The shocking moment when the Boeing 737 with 132 passengers falls to the ground is said to have been recorded in the following video:

As shown by the video recorded by a CCTV camera and circulating on social media, the aircraft loses altitude and falls in a few seconds perpendicular to the ground.

FlightRadar tracking data showed the aircraft cruising at 29,100ft at 2.20 pm. Around two minutes later it had plummeted to just over 9,000ft and 20 seconds after that it had fallen to just 3,225ft. The data indicates a vertical descent of 31,000ft per minute or around 350 mph.

President Xi Jinping said that he was 'shocked' by the incident and immediately ordered an investigation into the cause.

It is not yet clear what forced the sudden dip and crash, but aviation experts told MailOnline it may have been 'a loss of control event, possibly following a high altitude stall of the aircraft' or a sensory failure in the cockpit.

The plane, flight number MU5735 from Kunming to Guangzhou, is believed to be a Boeing 737-89P, which is not part of the MAX series that has been dogged by problems in recent years.

The crash will renew calls for China to make its aviation safety record - which is considered good but allegedly sees an underreporting of safety lapses - more transparent.

China's Civil Aviation Administration of China (CAAC) said the aircraft lost contact over the city of Wuzhou.

It had 123 passengers and nine crew on board. State media said earlier there were 133 people on board.

The CAAC said in a statement: 'The CAAC has activated the emergency mechanism and sent a working group to the scene.'

The Aviation Safety Network said: 'We are following multiple unconfirmed reports about a possible accident involving China Eastern Airlines flight #MU5735 a Boeing 737-89P (B-1791) en route from Kunming to Guangzhou, China.'

President Xi said: 'We are shocked to learn of the China Eastern MU5735 accident.

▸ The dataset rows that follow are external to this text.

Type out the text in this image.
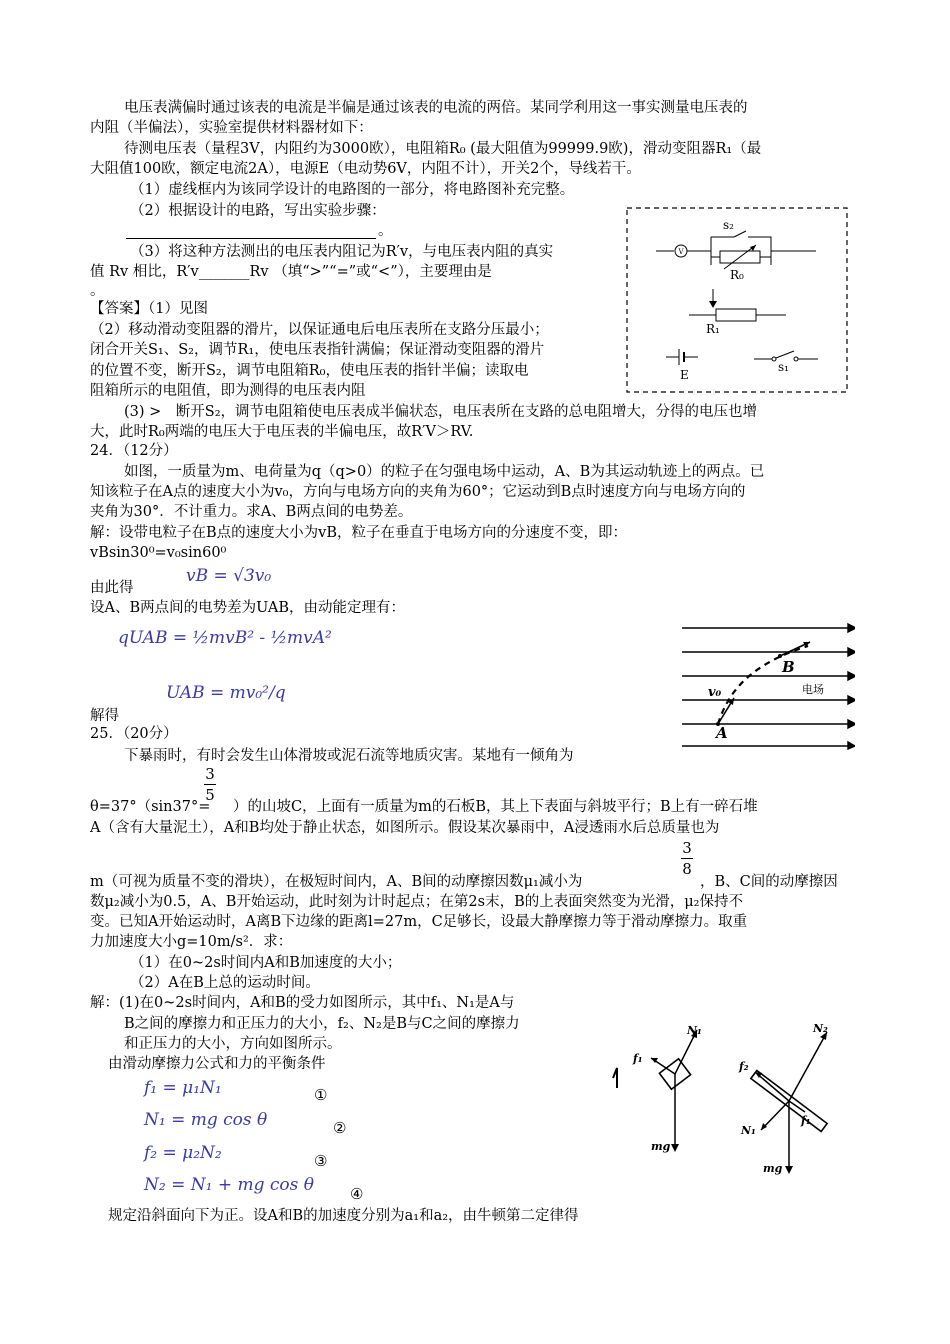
电压表满偏时通过该表的电流是半偏是通过该表的电流的两倍。某同学利用这一事实测量电压表的
内阻（半偏法），实验室提供材料器材如下：
待测电压表（量程3V，内阻约为3000欧），电阻箱R₀ (最大阻值为99999.9欧)，滑动变阻器R₁（最
大阻值100欧，额定电流2A），电源E（电动势6V，内阻不计），开关2个，导线若干。
（1）虚线框内为该同学设计的电路图的一部分，将电路图补充完整。
（2）根据设计的电路，写出实验步骤：
。
（3）将这种方法测出的电压表内阻记为R′v，与电压表内阻的真实
值 Rv 相比，R′v_______Rv （填“>”“=”或“<”），主要理由是
。
V
s₂
R₀
R₁
E
s₁
【答案】（1）见图
（2）移动滑动变阻器的滑片，以保证通电后电压表所在支路分压最小；
闭合开关S₁、S₂，调节R₁，使电压表指针满偏；保证滑动变阻器的滑片
的位置不变，断开S₂，调节电阻箱R₀，使电压表的指针半偏；读取电
阻箱所示的电阻值，即为测得的电压表内阻
(3) >　断开S₂，调节电阻箱使电压表成半偏状态，电压表所在支路的总电阻增大，分得的电压也增
大，此时R₀两端的电压大于电压表的半偏电压，故R′V＞RV.
24．（12分）
如图，一质量为m、电荷量为q（q>0）的粒子在匀强电场中运动，A、B为其运动轨迹上的两点。已
知该粒子在A点的速度大小为v₀，方向与电场方向的夹角为60°；它运动到B点时速度方向与电场方向的
夹角为30°．不计重力。求A、B两点间的电势差。
解：设带电粒子在B点的速度大小为vB，粒子在垂直于电场方向的分速度不变，即：
vBsin30⁰=v₀sin60⁰
vB = √3v₀
由此得
设A、B两点间的电势差为UAB，由动能定理有：
qUAB = ½mvB² - ½mvA²
UAB = mv₀²/q
解得
B
A
v₀	电场
25．（20分）
下暴雨时，有时会发生山体滑坡或泥石流等地质灾害。某地有一倾角为
θ=37°（sin37°=
$\frac{3}{5}$
）的山坡C，上面有一质量为m的石板B，其上下表面与斜坡平行；B上有一碎石堆
A（含有大量泥土），A和B均处于静止状态，如图所示。假设某次暴雨中，A浸透雨水后总质量也为
m（可视为质量不变的滑块），在极短时间内，A、B间的动摩擦因数μ₁减小为
$\frac{3}{8}$
，B、C间的动摩擦因
数μ₂减小为0.5，A、B开始运动，此时刻为计时起点；在第2s末，B的上表面突然变为光滑，μ₂保持不
变。已知A开始运动时，A离B下边缘的距离l=27m，C足够长，设最大静摩擦力等于滑动摩擦力。取重
力加速度大小g=10m/s²．求：
（1）在0~2s时间内A和B加速度的大小；
（2）A在B上总的运动时间。
解：(1)在0~2s时间内，A和B的受力如图所示，其中f₁、N₁是A与
B之间的摩擦力和正压力的大小，f₂、N₂是B与C之间的摩擦力
和正压力的大小，方向如图所示。
由滑动摩擦力公式和力的平衡条件
f₁ = μ₁N₁
N₁ = mg cos θ
f₂ = μ₂N₂
N₂ = N₁ + mg cos θ
①
②
③
④
规定沿斜面向下为正。设A和B的加速度分别为a₁和a₂，由牛顿第二定律得
N₁
f₁
mg
N₂
f₂
N₁
f₁
mg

He also called for 'all efforts' towards the rescue and to find out the 'cause of the accident as soon as possible'.

One villager told a local news site the plane involved in the crash had 'completely fallen apart' and he had seen forest destroyed by the fire caused by the crash.

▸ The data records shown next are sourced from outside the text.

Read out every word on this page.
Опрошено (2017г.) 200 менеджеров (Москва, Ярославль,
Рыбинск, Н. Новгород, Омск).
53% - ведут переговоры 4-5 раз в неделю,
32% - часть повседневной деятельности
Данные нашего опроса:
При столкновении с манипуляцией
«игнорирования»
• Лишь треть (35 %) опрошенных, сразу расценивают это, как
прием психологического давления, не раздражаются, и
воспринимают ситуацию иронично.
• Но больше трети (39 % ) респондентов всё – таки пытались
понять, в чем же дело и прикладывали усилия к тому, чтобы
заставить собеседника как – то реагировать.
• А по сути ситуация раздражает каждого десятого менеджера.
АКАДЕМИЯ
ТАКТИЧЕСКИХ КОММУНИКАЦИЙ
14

A local official added: 'The exact location of the accident was Langnan township in Teng county.'

The flight departed the southwestern city of Kunming at 1.11 pm (5.11 pm GMT), FlightRadar24 data showed.

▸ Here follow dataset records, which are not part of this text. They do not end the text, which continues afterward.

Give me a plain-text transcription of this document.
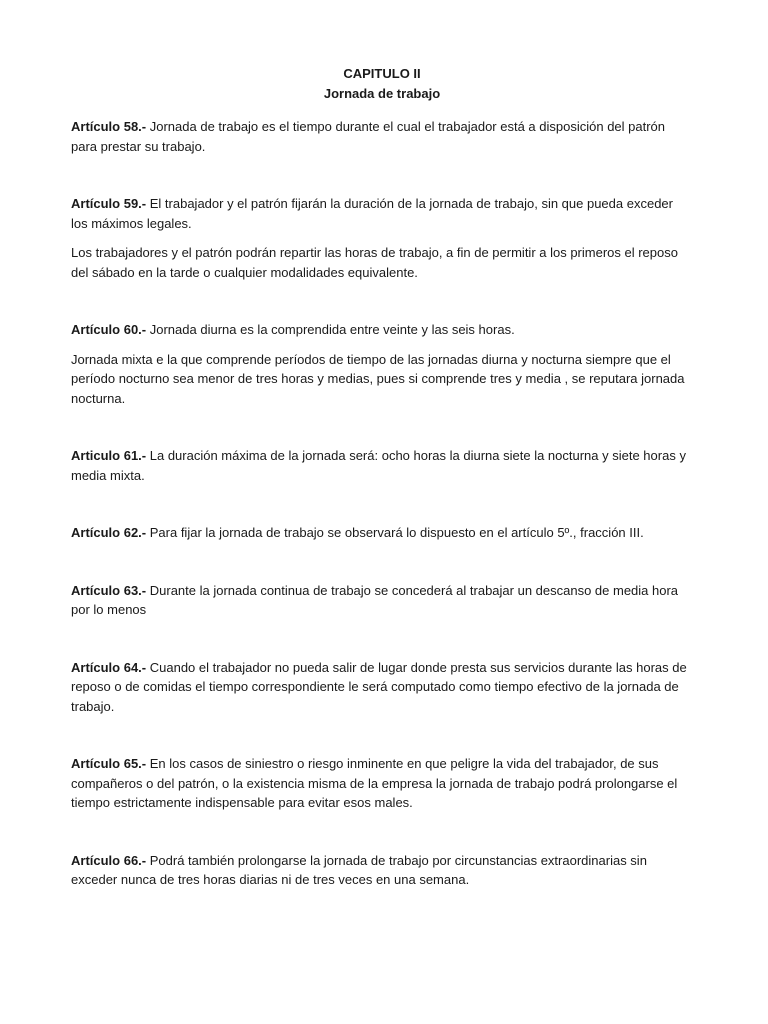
CAPITULO II

Jornada de trabajo

Artículo 58.- Jornada de trabajo es el tiempo durante el cual el trabajador está a disposición del patrón para prestar su trabajo.

Artículo 59.- El trabajador y el patrón fijarán la duración de la jornada de trabajo, sin que pueda exceder los máximos legales.

Los trabajadores y el patrón podrán repartir las horas de trabajo, a fin de permitir a los primeros el reposo del sábado en la tarde o cualquier modalidades equivalente.

Artículo 60.- Jornada diurna es la comprendida entre veinte y las seis horas.

Jornada mixta e la que comprende períodos de tiempo de las jornadas diurna y nocturna siempre que el período nocturno sea menor de tres horas y medias, pues si comprende tres y media , se reputara jornada nocturna.

Articulo 61.- La duración máxima de la jornada será: ocho horas la diurna siete la nocturna y siete horas y media mixta.

Artículo 62.- Para fijar la jornada de trabajo se observará lo dispuesto en el artículo 5º., fracción III.

Artículo 63.- Durante la jornada continua de trabajo se concederá al trabajar un descanso de media hora por lo menos

Artículo 64.- Cuando el trabajador no pueda salir de lugar donde presta sus servicios durante las horas de reposo o de comidas el tiempo correspondiente le será computado como tiempo efectivo de la jornada de trabajo.

Artículo 65.- En los casos de siniestro o riesgo inminente en que peligre la vida del trabajador, de sus compañeros o del patrón, o la existencia misma de la empresa la jornada de trabajo podrá prolongarse el tiempo estrictamente indispensable para evitar esos males.

Artículo 66.- Podrá también prolongarse la jornada de trabajo por circunstancias extraordinarias sin exceder nunca de tres horas diarias ni de tres veces en una semana.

But tracking ended at 2.22 pm (6.22 am GMT) at an altitude of 3,225 feet with a speed of 376 knots.

The plane had been cruising at an altitude of 29,100 feet at 6.20 am GMT, according to FlightRadar24 data.

Just over two minutes and 15 seconds later, the next available data showed it had descended to 9,075 feet. In another 20 seconds, its last tracked altitude was 3,225 feet.

It had been due to land in Guangzhou, on the east coast, at 3.05 pm (7.05 am GMT).

What do experts think could have caused the horror crash that is feared to have killed all 132 onboard?

Experts believe MU5735 likely went down due to a 'loss of control event'.

But they also raised other possibilities that could have downed the jet, including:

High altitude stall
The aircraft may have nosedived due to a 'high altitude stall' which cut off the power. Arthur Rowe, a specialist fellow in gas turbine performance and operability center for propulsion engineering at Cranfield University, said this could have led to the loss of control event.

Controls malfunction
Another possible cause was that the controls malfunctioned in the cockpit. Professor Rowe said they may have 'jammed', adding that 'unresponsive control surfaces, especially on the tail', are what could have downed the jet.

Sabotage:
There were also fears sabotage could have played a part, but this was deemed unlikely due to it being a domestic flight in China. Professor Rowe said the Covid restrictions on entering the country reduced the chance of this being at play.

Not engine-related:
The expert did not believe the plane went down due to engine-related issues. Professor Rowe pointed out that aircraft 'can fly perfectly well with no engine power', but admitted it was only for a limited time.

Sensory issues such as ice protection failures:
Senor issues could also have caused the plane to have spiraled out of control. Tao Yang, associate professor of engineering at Nottingham University, said 'most of the airplane accidents are related to sensors failure - ice protection fails'.